Table 2. SqlUserDefinedAggregate Custom Attribute Properties
| Property | Explanation |
|---|
| Format | Format of serializing the aggregate to a string. This can be either native or user-defined. |
| IsInvariantToDuplicates | Determines whether the function ignores duplicate values. For example, the MIN and MAX aggregates ignore duplicate values. The SUM
aggregate does not ignore duplicate values and will return a very
different result when the same value is passed to it multiple times. |
| IsInvariantToNulls | Determines if the function ignores null values. For example, the SUM function will return the same value when null values are passed, while the COUNT function will not. |
| IsInvariantToOrder | This property is not used by SQL Server at this point. It is reserved for future use. |
| IsNullIfEmpty | Determines whether the aggregate will return null if no values have been passed to it. |
| MaxByteSize | The
amount of memory in bytes your aggregate will consume during
processing. The maximum value is 2GB. Specify between 1 to 8000 bytes,
or–1 if your aggregate will consume over 8000 bytes (but less than 2GB). |
Examples 6 and 7
show how we can list text values all on one line, separating them by a
semicolon. This can be very useful when you have a column storing
e-mail addresses and you want to list them all on one line with
separators (and then perhaps send it to your e-mail system to send an
e-mail to all those addresses).
Example 6. Implementing ListWithSeparator—C#
using System;
using System.Data;
using Microsoft.SqlServer.Server;
using System.Data.SqlTypes;
using System.Text;
using System.IO;
[Serializable]
[SqlUserDefinedAggregate(
Format.UserDefined,
IsInvariantToNulls = true,
IsInvariantToDuplicates = true,
IsInvariantToOrder = true,
MaxByteSize = -1)
]
public class ListWithSeparator : IBinarySerialize
{
// Comment: the tempStringBuilder variable holds the list while the
aggregation is being processed
public StringBuilder tempStringBuilder;
public void Init()
{
tempStringBuilder = new StringBuilder();
}
public void Accumulate(SqlString value)
{
if (!value.IsNull)
{
tempStringBuilder.Append(value.Value);
tempStringBuilder.Append(";");
}
}
public void Merge(ListWithSeparator anotherList)
{
tempStringBuilder.Append(anotherList.tempStringBuilder.ToString());
}
public SqlString Terminate()
{
if (tempStringBuilder != null
&& tempStringBuilder.Length > 0)
{
return new SqlString(tempStringBuilder.ToString());
}
return new SqlString(string.Empty);
}
public void Read(BinaryReader reader)
{
tempStringBuilder = new StringBuilder(reader.ReadString());
}
public void Write(BinaryWriter writer)
{
writer.Write(tempStringBuilder.ToString());
}
}
|
Example 7. Implementing ListWithSeparator—Visual Basic .NET
Imports System
Imports System.Data
Imports Microsoft.SqlServer.Server
Imports System.Data.SqlTypes
Imports System.Text
Imports System.IO
<Serializable(), SqlUserDefinedAggregate(Format.UserDefined,
IsInvariantToNulls:=True, IsInvariantToDuplicates:=True,
IsInvariantToOrder:=True, MaxByteSize:=-1)> _
Public Class ListWithSeparator
Implements IBinarySerialize
Private tempStringBuilder As StringBuilder
Public Sub Init()
tempStringBuilder = New StringBuilder()
End Sub
Public Sub Accumulate(ByVal value As SqlString)
If value.IsNull Then
Return
End If
tempStringBuilder.Append(value.Value).Append(","c)
End Sub
Public Sub Merge(ByVal anotherList As ListWithSeparator)
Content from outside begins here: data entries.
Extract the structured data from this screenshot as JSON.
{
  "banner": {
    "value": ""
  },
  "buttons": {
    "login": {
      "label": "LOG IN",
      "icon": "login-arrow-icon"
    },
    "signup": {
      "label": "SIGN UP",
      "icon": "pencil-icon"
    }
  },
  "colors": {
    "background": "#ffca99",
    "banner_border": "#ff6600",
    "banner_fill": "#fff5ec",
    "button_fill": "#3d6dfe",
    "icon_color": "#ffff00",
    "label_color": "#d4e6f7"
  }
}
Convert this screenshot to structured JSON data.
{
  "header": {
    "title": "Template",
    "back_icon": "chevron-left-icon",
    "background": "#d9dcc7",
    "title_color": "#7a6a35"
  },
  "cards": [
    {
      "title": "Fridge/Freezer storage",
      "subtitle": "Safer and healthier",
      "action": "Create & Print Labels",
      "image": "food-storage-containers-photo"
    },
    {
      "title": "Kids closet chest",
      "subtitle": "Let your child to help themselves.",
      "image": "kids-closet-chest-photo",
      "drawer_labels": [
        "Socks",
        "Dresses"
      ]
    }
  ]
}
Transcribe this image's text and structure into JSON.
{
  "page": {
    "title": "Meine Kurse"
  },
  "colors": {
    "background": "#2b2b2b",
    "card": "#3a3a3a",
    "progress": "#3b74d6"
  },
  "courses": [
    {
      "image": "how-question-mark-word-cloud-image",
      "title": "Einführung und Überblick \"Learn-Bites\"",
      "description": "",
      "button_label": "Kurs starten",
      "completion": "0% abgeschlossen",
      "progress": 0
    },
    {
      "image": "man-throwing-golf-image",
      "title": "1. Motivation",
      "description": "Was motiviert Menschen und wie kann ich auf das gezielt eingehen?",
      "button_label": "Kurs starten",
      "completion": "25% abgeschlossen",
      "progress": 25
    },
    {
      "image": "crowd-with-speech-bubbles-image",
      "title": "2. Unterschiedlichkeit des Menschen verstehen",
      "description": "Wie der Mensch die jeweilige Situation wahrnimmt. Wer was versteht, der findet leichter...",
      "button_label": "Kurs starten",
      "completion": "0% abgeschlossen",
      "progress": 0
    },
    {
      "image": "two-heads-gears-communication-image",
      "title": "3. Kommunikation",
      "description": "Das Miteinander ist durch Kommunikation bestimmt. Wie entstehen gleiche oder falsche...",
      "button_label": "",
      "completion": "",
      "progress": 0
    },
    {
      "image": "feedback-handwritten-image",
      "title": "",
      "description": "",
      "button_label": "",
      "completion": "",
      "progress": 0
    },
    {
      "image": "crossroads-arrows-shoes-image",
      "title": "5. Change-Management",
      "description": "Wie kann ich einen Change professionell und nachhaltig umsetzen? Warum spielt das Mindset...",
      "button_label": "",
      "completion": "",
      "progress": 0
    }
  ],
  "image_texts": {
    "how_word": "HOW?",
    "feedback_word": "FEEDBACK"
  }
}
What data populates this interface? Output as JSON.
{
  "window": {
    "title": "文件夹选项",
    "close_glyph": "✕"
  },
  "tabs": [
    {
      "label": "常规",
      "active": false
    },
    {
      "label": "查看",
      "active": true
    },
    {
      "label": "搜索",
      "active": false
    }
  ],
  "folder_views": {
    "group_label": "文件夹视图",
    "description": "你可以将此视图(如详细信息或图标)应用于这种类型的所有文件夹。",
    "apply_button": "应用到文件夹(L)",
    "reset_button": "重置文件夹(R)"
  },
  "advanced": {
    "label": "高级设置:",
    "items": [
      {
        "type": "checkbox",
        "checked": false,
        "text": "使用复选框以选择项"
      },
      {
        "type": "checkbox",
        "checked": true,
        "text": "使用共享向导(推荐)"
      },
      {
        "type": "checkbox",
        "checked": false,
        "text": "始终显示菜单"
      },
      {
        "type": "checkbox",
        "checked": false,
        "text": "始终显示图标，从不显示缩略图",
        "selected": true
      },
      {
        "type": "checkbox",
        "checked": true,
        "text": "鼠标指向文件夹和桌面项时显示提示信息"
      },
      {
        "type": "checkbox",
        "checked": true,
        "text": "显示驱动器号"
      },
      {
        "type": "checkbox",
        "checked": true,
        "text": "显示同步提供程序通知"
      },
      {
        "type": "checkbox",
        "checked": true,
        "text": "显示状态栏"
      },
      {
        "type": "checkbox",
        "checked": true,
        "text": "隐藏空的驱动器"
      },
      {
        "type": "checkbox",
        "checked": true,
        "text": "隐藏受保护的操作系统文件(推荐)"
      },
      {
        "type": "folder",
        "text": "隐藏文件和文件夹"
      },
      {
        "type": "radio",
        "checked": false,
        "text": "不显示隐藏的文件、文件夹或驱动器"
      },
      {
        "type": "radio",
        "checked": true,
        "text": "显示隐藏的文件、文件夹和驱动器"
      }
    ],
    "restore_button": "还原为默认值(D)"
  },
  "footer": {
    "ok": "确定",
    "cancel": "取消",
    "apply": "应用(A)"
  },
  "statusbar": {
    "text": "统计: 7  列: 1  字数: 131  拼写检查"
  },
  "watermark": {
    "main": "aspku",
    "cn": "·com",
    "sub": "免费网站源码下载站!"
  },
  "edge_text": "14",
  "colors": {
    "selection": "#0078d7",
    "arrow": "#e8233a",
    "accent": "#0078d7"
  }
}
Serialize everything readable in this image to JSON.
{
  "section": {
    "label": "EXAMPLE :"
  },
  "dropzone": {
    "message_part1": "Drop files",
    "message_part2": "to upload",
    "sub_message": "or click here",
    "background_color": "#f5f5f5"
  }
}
tempStringBuilder.Append(anotherList.tempStringBuilder)
End Sub
Public Function Terminate() As SqlString
If Not (tempStringBuilder Is Nothing) AndAlso tempStringBuilder.
Length > 0 Then
return New SqlString(tempStringBuilder.ToString())
End If
Return New SqlString(String.Empty)
End Function
Public Sub Read(reader As BinaryReader)
tempStringBuilder = New StringBuilder(reader.ReadString())
End Sub
Public Sub Write(writer As BinaryWriter)
writer.Write(Me.intermediateResult.ToString())
End Sub
End Class
|
Tip
Quickly revise the five requirements that make up a custom aggregate contract. These are: use the SqlUserDefinedAggregate attribute, and implement Init, Accumulate, Merge, and Terminate methods. You don’t need to memorize the actual syntax for doing this.